I want to talk about being an athlete. Not as fans see me. Not as opponents see me. But, as I see me. The tragic death of Kobe Bryant, his daughter Gigi and the seven others has taken me to a deeper level…unfortunately an abundance of sadness and grief…and yet, maybe deeper, what it means to be an athlete.
When I was put on injury reserve my senior year at Stanford, couldn’t play because my toss from the pitcher’s mound to home plate, 60’6” in measurement, never went past 30 feet. Sure. It was devastating. My senior year. I could suit up but I couldn’t play.
The injury was my fault. I tried to get a third strike on a batter who had fouled 4 straight pitches on a 3-2 count. My last pitch was my fastest…even though we didn’t have radar measurement, I knew it was my fastest. The batter took it, STRIKE THREE!
I didn’t know it was my last pitch for the Stanford Nine.
I didn’t say anything. Went to the bench, but my arm—left arm since my father at the age of 7 put my first baseball glove on my right hand—was dead.
Went out for the next inning and my first warm-up pitch barely made it 30 feet to home plate.
The diagnosing doctor said only time would heal. Surgery couldn’t repair the torn nerve casing in my arm. Well, being a philosophical wag I also knew that time could wound.
Did come back that summer and discovered I could pitch again…for Archer Blower, a semi-professional baseball team in Portland, Oregon.
And then. I did make my last pitch, much more memorable than the last Stanford pitch…in a semi-final game for the National Semi-Professional Baseball World Series in Battle Creek, Michigan.
We won, 4-3. I pitched seven innings and Tom Becic, a guy who could really pitch, finished the game.
We won the next game for the championship.
I laid up my glove.
In remembering that, as I ponder the tragedy of Kobe Bryant’s death, I realized something else.
More than reading the teared-up tributes from other athletes.
It struck me…athletes have a special bond. Because we know what’s demanded of us, way inside.
And the best athletes I know…even some college teammates who achieved Professional Baseball success…and yes, I tip my hat to Jim Lonborg who pitched for the Red Sox in a World Series…we know the challenge and great joy in being an athlete.
When I think of the “other athletes” in my life, I realize a special bonding. Yes, with them. But, even deeper. I realize the deep bonding I had—and in a way still have—within myself.
For the measurement of growth was how well I got better. How well I trained. Hey, running up those steps in the Stanford football stadium wasn’t a picnic. When I’d finish my third getting up those stairs, the final ten became higher, one to the next.

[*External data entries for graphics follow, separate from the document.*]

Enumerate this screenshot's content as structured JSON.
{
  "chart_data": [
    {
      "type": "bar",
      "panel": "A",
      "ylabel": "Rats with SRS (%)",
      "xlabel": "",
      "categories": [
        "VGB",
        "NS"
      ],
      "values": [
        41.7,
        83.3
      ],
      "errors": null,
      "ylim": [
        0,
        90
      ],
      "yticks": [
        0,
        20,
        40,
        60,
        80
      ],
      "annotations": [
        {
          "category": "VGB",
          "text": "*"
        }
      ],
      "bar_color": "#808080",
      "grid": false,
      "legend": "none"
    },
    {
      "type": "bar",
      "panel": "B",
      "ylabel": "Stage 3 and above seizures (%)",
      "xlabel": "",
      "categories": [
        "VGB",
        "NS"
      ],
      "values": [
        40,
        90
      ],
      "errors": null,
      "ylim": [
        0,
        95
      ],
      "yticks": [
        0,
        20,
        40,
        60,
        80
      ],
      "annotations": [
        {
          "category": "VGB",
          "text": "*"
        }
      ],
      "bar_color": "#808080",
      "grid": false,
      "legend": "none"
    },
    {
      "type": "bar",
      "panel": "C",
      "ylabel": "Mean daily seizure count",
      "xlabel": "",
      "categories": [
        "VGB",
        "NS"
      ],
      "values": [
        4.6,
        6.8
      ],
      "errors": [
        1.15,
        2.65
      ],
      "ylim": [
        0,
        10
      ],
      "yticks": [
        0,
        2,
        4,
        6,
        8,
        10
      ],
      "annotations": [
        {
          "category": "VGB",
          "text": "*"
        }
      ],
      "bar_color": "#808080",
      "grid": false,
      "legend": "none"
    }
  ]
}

But, the real deal in the bonding of an athlete is how much within the self I gained strength and value.
And I knew…still know…how much I respect athletes…we have this special bonding, no matter our individual self.
Some have asked me a question I understand. Why didn’t I sign a professional baseball contract? After all, in 1962 when I graduated from college, eleven players for the Southern California Trojans signed baseball contracts. And in my junior year one of the Stanford Professors, who had been a Priest…and taught me how to write more effectively, urged me to become a professional baseball player before I attended seminary.
I remember what he said, “I bet, Mark, you play professional baseball and your sermons will get more attention.” Really? Probably not.
But, then he considered it his clincher, “Look at it this way. You have the same initials as Mickey Mantle.”
Ah, caring support!
And truth holding. In those days, signing a contract happened with great ease. Yes, I could have signed up with either the Dodgers or the Pirates. [Hey, Joanne, did I ever tell you this…your favorite team?}
But I didn’t.
Because…no drum-roll here…I wasn’t that good.
I had grown those four college years. But I knew that my skills had limits…and figured my future shouldn’t be cannon fodder for the next Mickey Mantle, no matter the matching initials.
Okay. I know this is lengthy. But, it’s my self-reflection upon the death of Kobe Bryant…and at least, even though I could never dunk a basketball…jumping high was not my gift—down deep I feel a bonding.
Because I am an athlete and I know what happens deep in the self…personal yes, but, bonding even more.